Eu apanho umas flores brancas do lado de fora da igreja. Meus parentes se encontram. Pela primeira vez vejo-os conversando baixo. O dia parece celebrar a morte. Sinto o cheiro desagradável dela. É incômodo, não sei porquê. O sol brilha intensamente como se minha avó não estivesse morta.
É estranho. Ontem eu estava pulando, cantando e dançando na rua enquanto alguém não conseguia respirar mais. Acordei de manhã cedo logo com essa notícia: sua avó morreu! Como assim? Perguntei.
Ela parou de respirar meu filho, disse minha mãe com um olhar de pena para mim. Fiquei sério porque todos em minha volta estavam sérios enquanto algumas tias choravam e os meus tios permaneciam mudos.

Parece que é assim.
A gente está feliz, contente em nossa fantasia e de repente algo se choca contra a gente. A realidade vem com toda força na direção das nossas ilusões. Sempre contra a nossa vontade.
Eu sei que sou pequeno demais para entender estas coisas. Mas eu penso, ao contrário do que sempre ouço: criança não pensa. Percebo que a morte cala a gente, pois pouco se fala neste momento. Só ficam as expressões de tristeza e desespero. Mãos sufocam o choro alto. Abafam a histeria contida.

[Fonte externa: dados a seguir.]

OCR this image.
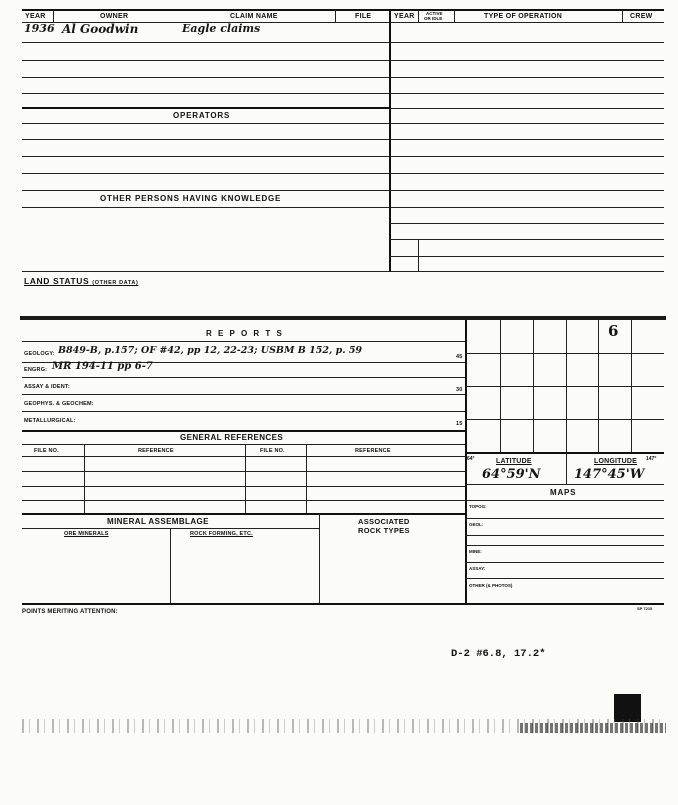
YEAR	OWNER	CLAIM NAME	FILE	YEAR	ACTIVE
OR IDLE	TYPE OF OPERATION	CREW
1936 Al Goodwin	Eagle claims
OPERATORS
OTHER PERSONS HAVING KNOWLEDGE
LAND STATUS (OTHER DATA)
R E P O R T S
GEOLOGY: B849-B, p.157; OF #42, pp 12, 22-23; USBM B 152, p. 59
45
ENGRG: MR 194-11 pp 6-7
ASSAY & IDENT:	30
GEOPHYS. & GEOCHEM:
METALLURGICAL:	15
GENERAL REFERENCES
FILE NO.	REFERENCE	FILE NO.	REFERENCE
MINERAL ASSEMBLAGE
ORE MINERALS	ROCK FORMING, ETC.
ASSOCIATED
ROCK TYPES
6
64°	LATITUDE	LONGITUDE 147°
64°59'N	147°45'W
MAPS
TOPOG:
GEOL:
MINE:
ASSAY:
OTHER (& PHOTOS)
POINTS MERITING ATTENTION:
SP 7215
D-2 #6.8, 17.2*
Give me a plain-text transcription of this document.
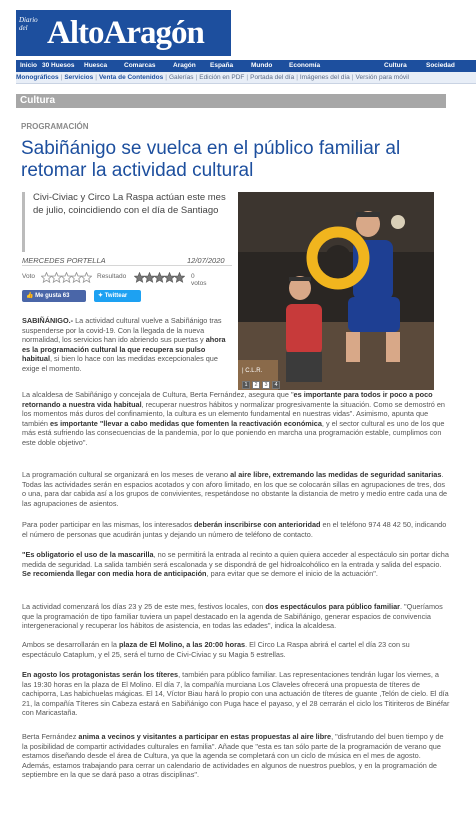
Diario del AltoAragón
Inicio 30 Huesos Huesca	Comarcas	Aragón España	Mundo	Economía	Cultura	Sociedad
Monográficos | Servicios | Venta de Contenidos | Galerías | Edición en PDF | Portada del día | Imágenes del día | Versión para móvil
Cultura
PROGRAMACIÓN
Sabiñánigo se vuelca en el público familiar al retomar la actividad cultural

Civi-Civiac y Circo La Raspa actúan este mes de julio, coincidiendo con el día de Santiago

MERCEDES PORTELLA	12/07/2020
Voto	Resultado	0 votos
👍 Me gusta 63	✦ Twittear
| C.L.R.
1	2	3	4

SABIÑÁNIGO.- La actividad cultural vuelve a Sabiñánigo tras suspenderse por la covid-19. Con la llegada de la nueva normalidad, los servicios han ido abriendo sus puertas y ahora es la programación cultural la que recupera su pulso habitual, si bien lo hace con las medidas excepcionales que exige el momento.

La alcaldesa de Sabiñánigo y concejala de Cultura, Berta Fernández, asegura que "es importante para todos ir poco a poco retornando a nuestra vida habitual, recuperar nuestros hábitos y normalizar progresivamente la situación. Como se demostró en los momentos más duros del confinamiento, la cultura es un elemento fundamental en nuestras vidas". Asimismo, apunta que también es importante "llevar a cabo medidas que fomenten la reactivación económica, y el sector cultural es uno de los que más está sufriendo las consecuencias de la pandemia, por lo que poniendo en marcha una programación estable, cumplimos con este doble objetivo".

La programación cultural se organizará en los meses de verano al aire libre, extremando las medidas de seguridad sanitarias. Todas las actividades serán en espacios acotados y con aforo limitado, en los que se colocarán sillas en agrupaciones de tres, dos o una, para dar cabida así a los grupos de convivientes, respetándose no obstante la distancia de metro y medio entre cada una de las agrupaciones de asientos.

Para poder participar en las mismas, los interesados deberán inscribirse con anterioridad en el teléfono 974 48 42 50, indicando el número de personas que acudirán juntas y dejando un número de teléfono de contacto.

"Es obligatorio el uso de la mascarilla, no se permitirá la entrada al recinto a quien quiera acceder al espectáculo sin portar dicha medida de seguridad. La salida también será escalonada y se dispondrá de gel hidroalcohólico en la entrada y salida del espacio. Se recomienda llegar con media hora de anticipación, para evitar que se demore el inicio de la actuación".

La actividad comenzará los días 23 y 25 de este mes, festivos locales, con dos espectáculos para público familiar. "Queríamos que la programación de tipo familiar tuviera un papel destacado en la agenda de Sabiñánigo, generar espacios de convivencia intergeneracional y recuperar los hábitos de asistencia, en todas las edades", indica la alcaldesa.

Ambos se desarrollarán en la plaza de El Molino, a las 20:00 horas. El Circo La Raspa abrirá el cartel el día 23 con su espectáculo Cataplum, y el 25, será el turno de Civi-Civiac y su Magia 5 estrellas.

En agosto los protagonistas serán los títeres, también para público familiar. Las representaciones tendrán lugar los viernes, a las 19:30 horas en la plaza de El Molino. El día 7, la compañía murciana Los Claveles ofrecerá una propuesta de títeres de cachiporra, Las habichuelas mágicas. El 14, Víctor Biau hará lo propio con una actuación de títeres de guante ,Telón de cielo. El día 21, la compañía Títeres sin Cabeza estará en Sabiñánigo con Puga hace el payaso, y el 28 cerrarán el ciclo los Titiriteros de Binéfar con Maricastaña.

Berta Fernández anima a vecinos y visitantes a participar en estas propuestas al aire libre, "disfrutando del buen tiempo y de la posibilidad de compartir actividades culturales en familia". Añade que "esta es tan sólo parte de la programación de verano que estamos diseñando desde el área de Cultura, ya que la agenda se completará con un ciclo de música en el mes de agosto. Además, estamos trabajando para cerrar un calendario de actividades en algunos de nuestros pueblos, y en la programación de septiembre en la que se dará paso a otras disciplinas".
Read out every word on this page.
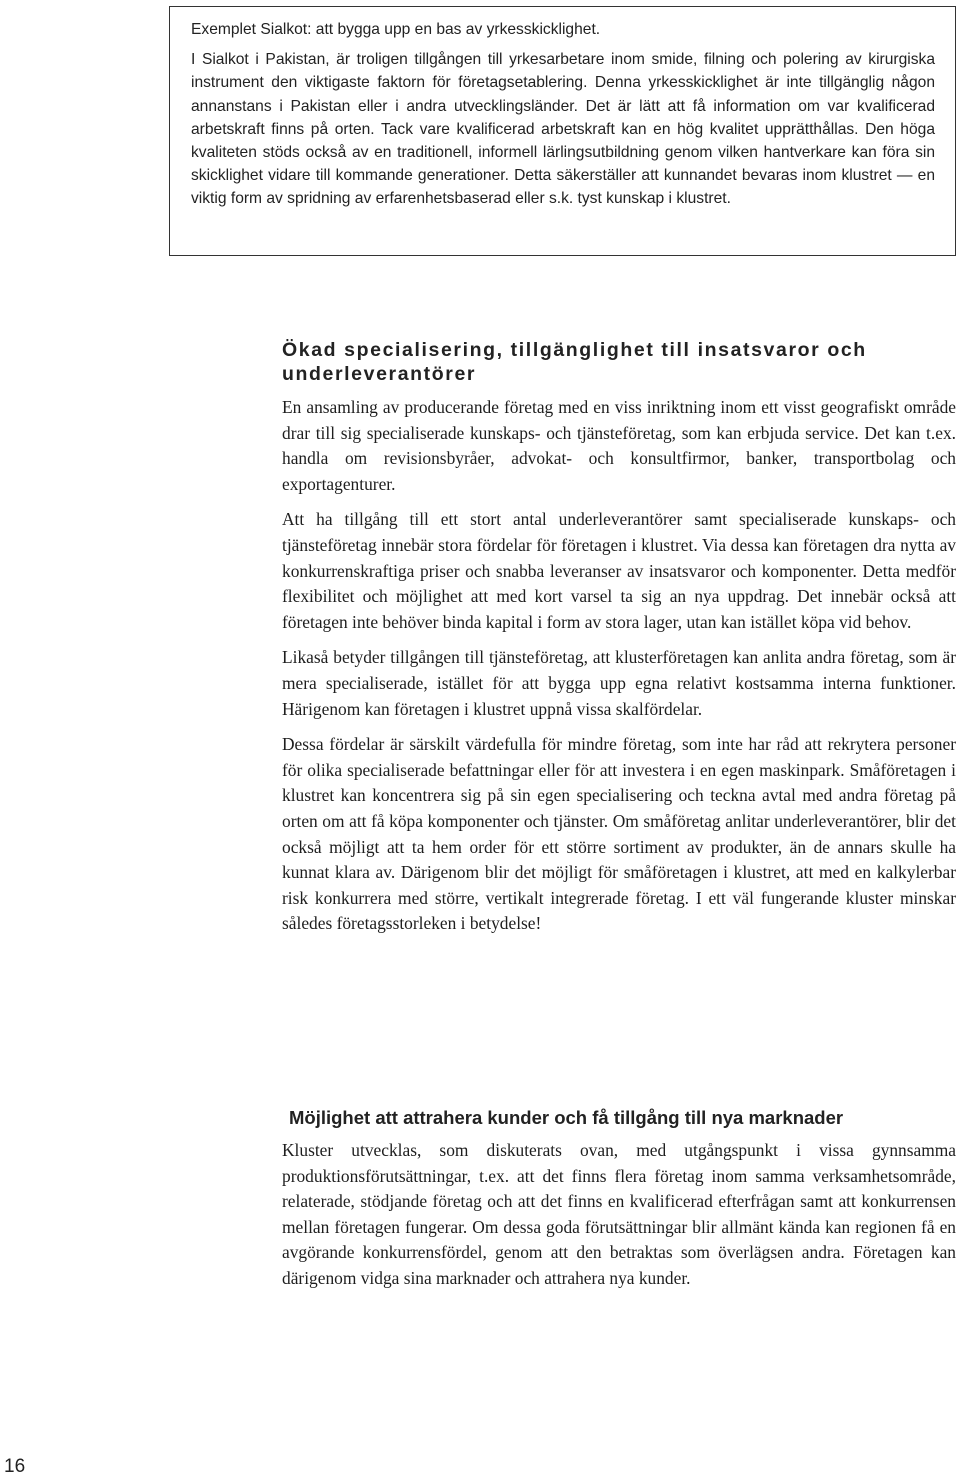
Exemplet Sialkot: att bygga upp en bas av yrkesskicklighet.

I Sialkot i Pakistan, är troligen tillgången till yrkesarbetare inom smide, filning och polering av kirurgiska instrument den viktigaste faktorn för företagsetablering. Denna yrkesskicklighet är inte tillgänglig någon annanstans i Pakistan eller i andra utvecklingsländer. Det är lätt att få information om var kvalificerad arbetskraft finns på orten. Tack vare kvalificerad arbetskraft kan en hög kvalitet upprätthållas. Den höga kvaliteten stöds också av en traditionell, informell lärlingsutbildning genom vilken hantverkare kan föra sin skicklighet vidare till kommande generationer. Detta säkerställer att kunnandet bevaras inom klustret — en viktig form av spridning av erfarenhetsbaserad eller s.k. tyst kunskap i klustret.

Ökad specialisering, tillgänglighet till insatsvaror och underleverantörer

En ansamling av producerande företag med en viss inriktning inom ett visst geografiskt område drar till sig specialiserade kunskaps- och tjänsteföretag, som kan erbjuda service. Det kan t.ex. handla om revisionsbyråer, advokat- och konsultfirmor, banker, transportbolag och exportagenturer.

Att ha tillgång till ett stort antal underleverantörer samt specialiserade kunskaps- och tjänsteföretag innebär stora fördelar för företagen i klustret. Via dessa kan företagen dra nytta av konkurrenskraftiga priser och snabba leveranser av insatsvaror och komponenter. Detta medför flexibilitet och möjlighet att med kort varsel ta sig an nya uppdrag. Det innebär också att företagen inte behöver binda kapital i form av stora lager, utan kan istället köpa vid behov.

Likaså betyder tillgången till tjänsteföretag, att klusterföretagen kan anlita andra företag, som är mera specialiserade, istället för att bygga upp egna relativt kostsamma interna funktioner. Härigenom kan företagen i klustret uppnå vissa skalfördelar.

Dessa fördelar är särskilt värdefulla för mindre företag, som inte har råd att rekrytera personer för olika specialiserade befattningar eller för att investera i en egen maskinpark. Småföretagen i klustret kan koncentrera sig på sin egen specialisering och teckna avtal med andra företag på orten om att få köpa komponenter och tjänster. Om småföretag anlitar underleverantörer, blir det också möjligt att ta hem order för ett större sortiment av produkter, än de annars skulle ha kunnat klara av. Därigenom blir det möjligt för småföretagen i klustret, att med en kalkylerbar risk konkurrera med större, vertikalt integrerade företag. I ett väl fungerande kluster minskar således företagsstorleken i betydelse!

Möjlighet att attrahera kunder och få tillgång till nya marknader

Kluster utvecklas, som diskuterats ovan, med utgångspunkt i vissa gynnsamma produktionsförutsättningar, t.ex. att det finns flera företag inom samma verksamhetsområde, relaterade, stödjande företag och att det finns en kvalificerad efterfrågan samt att konkurrensen mellan företagen fungerar. Om dessa goda förutsättningar blir allmänt kända kan regionen få en avgörande konkurrensfördel, genom att den betraktas som överlägsen andra. Företagen kan därigenom vidga sina marknader och attrahera nya kunder.

16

No salão da igreja, as pessoas parecem falar em códigos secretos. Eu não os decifro, mas imagino que deva ser coisas duras de se dizer, por isso evitam falar perto das crianças. Meus irmãos estão fora da igreja, correndo, brincando com os meus primos como se nada tivesse acontecido. Mas olhando todos os adultos, percebo que o sofrimento requer postura e silêncio. A dor é muda.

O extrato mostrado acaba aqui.